If the land deal is finalized new employees will commit to participate in an intensive three-year training program. The first year, they’ll learn basic farming skills. The next year, they’ll potentially move up to a management position and become mentors to incoming associates. By the third year, they can decide where they want to move into their careers for the long-term.
Additionally, the organization is looking into developing an employee ownership model, which would encourage entrepreneurship.
“The property that we’ve got under contract privately and with the city is a little over 50 acres and that’s enough for our first three years of growth,” Wozniak says.
In five years, Wozniak says, RecoveryPark should have 28 acres under development (roughly eight jobs per acre), which should result in about 160 jobs. “Those are just direct farming jobs, not the ancillary jobs,” he adds.

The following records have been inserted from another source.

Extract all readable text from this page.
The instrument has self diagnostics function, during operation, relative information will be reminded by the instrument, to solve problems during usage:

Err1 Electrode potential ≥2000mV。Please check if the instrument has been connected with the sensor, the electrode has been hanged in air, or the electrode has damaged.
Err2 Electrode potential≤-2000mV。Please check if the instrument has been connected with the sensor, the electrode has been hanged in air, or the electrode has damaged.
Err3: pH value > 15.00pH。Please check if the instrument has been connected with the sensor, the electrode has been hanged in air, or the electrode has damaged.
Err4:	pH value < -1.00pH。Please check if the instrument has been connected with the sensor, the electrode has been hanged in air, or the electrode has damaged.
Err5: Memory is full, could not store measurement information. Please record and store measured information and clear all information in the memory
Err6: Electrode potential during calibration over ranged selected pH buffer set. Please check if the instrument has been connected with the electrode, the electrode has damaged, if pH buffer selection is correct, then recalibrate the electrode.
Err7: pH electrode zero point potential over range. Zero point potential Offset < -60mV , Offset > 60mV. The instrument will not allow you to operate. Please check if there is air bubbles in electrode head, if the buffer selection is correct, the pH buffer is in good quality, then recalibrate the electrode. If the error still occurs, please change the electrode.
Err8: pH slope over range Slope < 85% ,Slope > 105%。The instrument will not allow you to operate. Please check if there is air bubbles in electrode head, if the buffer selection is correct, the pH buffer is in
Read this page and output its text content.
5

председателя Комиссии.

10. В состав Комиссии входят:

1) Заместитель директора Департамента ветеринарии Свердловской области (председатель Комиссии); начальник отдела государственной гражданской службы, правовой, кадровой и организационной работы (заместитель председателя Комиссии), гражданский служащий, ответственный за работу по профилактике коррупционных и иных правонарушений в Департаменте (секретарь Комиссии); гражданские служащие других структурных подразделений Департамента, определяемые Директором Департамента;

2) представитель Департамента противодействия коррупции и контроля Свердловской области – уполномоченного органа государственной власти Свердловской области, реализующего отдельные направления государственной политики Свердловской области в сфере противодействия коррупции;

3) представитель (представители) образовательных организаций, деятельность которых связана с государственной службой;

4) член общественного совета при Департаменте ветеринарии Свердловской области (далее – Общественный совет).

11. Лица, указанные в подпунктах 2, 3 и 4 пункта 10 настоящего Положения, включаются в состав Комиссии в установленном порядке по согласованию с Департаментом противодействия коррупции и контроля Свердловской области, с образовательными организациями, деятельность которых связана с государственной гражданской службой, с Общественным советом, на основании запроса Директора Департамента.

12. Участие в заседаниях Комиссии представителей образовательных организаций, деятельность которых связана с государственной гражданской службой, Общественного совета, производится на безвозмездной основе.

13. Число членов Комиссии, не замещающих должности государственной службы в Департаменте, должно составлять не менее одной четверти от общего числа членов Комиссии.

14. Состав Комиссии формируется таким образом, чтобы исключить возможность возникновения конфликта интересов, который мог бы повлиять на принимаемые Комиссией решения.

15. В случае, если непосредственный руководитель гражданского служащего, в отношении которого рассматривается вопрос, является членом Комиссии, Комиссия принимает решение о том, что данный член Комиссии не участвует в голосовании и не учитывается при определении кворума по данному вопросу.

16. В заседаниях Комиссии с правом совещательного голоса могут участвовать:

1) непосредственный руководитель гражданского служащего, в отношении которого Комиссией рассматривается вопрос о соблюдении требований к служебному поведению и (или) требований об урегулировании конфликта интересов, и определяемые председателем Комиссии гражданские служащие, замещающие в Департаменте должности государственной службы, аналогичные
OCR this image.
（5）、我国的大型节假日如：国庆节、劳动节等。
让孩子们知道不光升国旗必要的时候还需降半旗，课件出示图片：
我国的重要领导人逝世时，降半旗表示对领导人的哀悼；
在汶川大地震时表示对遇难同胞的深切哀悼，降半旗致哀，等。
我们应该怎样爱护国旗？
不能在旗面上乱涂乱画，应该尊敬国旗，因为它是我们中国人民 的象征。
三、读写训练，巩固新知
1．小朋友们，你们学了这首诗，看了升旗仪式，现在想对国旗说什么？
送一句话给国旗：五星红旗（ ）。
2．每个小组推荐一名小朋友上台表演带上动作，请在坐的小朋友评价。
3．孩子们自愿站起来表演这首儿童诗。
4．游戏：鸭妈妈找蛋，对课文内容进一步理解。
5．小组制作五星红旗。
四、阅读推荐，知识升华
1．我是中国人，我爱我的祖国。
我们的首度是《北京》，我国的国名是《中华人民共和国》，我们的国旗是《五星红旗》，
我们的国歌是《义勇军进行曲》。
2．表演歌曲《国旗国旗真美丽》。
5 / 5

The ardent advocate of urban, organic agriculture wants to see a real change.
“My job was to figure out – in the context of the city – what made sense to create jobs,” says Wozniak, whose grandparents were farmers and sold produce at Eastern Market. “I went back to my days growing up in a rural area (in Utica) and threw out the idea of doing commercial scale agriculture.”
Commercial scale agriculture takes into account all the land that is vacant in the city.
“A lot of it is controlled by the municipalities, so it’s much easier to access and aggregate land,” he says. “Roads, gas, things that you need to do. We have access to 20 percent of the world’s fresh water. Water’s not a problem. Our goal over time is to create an agrarian community on the near east side of Detroit that is centered around doing climate controlled agriculture, under glass, heating cooling, light augmentation, watering systems, fertilization systems, so that the jobs we create are year around.”
So far, Wozniak can point to the pilot project’s success because there’s a huge marketplace for specialty produce, the job creation around farming is a relatively easy skillset. There’s something even more important: Vegetables aren’t judgmental.
“The tomatoes don’t care if you can’t read or write,” Wozniak says. “They don’t care if you’re coming out of prison. These are skillsets you can teach anybody.”
Not only is farming a valuable skillset, gardening is for many a therapeutic experience. According to the American Horticultural Therapy Association, horticultural therapy goes back to ancient times. It has been found to strengthen mental cognitive abilities, language skills, socialization, coordination, balance, anxiety and more.
Additionally, gardening has also proved helpful for individuals struggling with mental illness. “Farming is very therapeutic,” Wozniak says.
Casting a wide net, Wozniak hopes to make an impact on the city. In fact, he wants to give people the ability to “touch the farmer.”
The biggest challenge has been with acquiring land. It’s taken six and a half years to acquire what it currently owns. Most of the large parcels of land in the city are owned by municipal government so RecoveryPark has to go through the city to buy them.
“We went through three mayors,” Wozniak says. “Mayor Duggan has been the most proactive.”
The project, which is roughly about five years away from direct contact with the consumer, is a personal one for Wozniak, a respected business leader who achieved professional success in the financial industry prior to his addiction to cocaine.
“I’m a returning citizen and also recovering addict and very familiar with the challenges people like me face,” he says. “I was given a second chance. Now, I want to give others an equal opportunity.”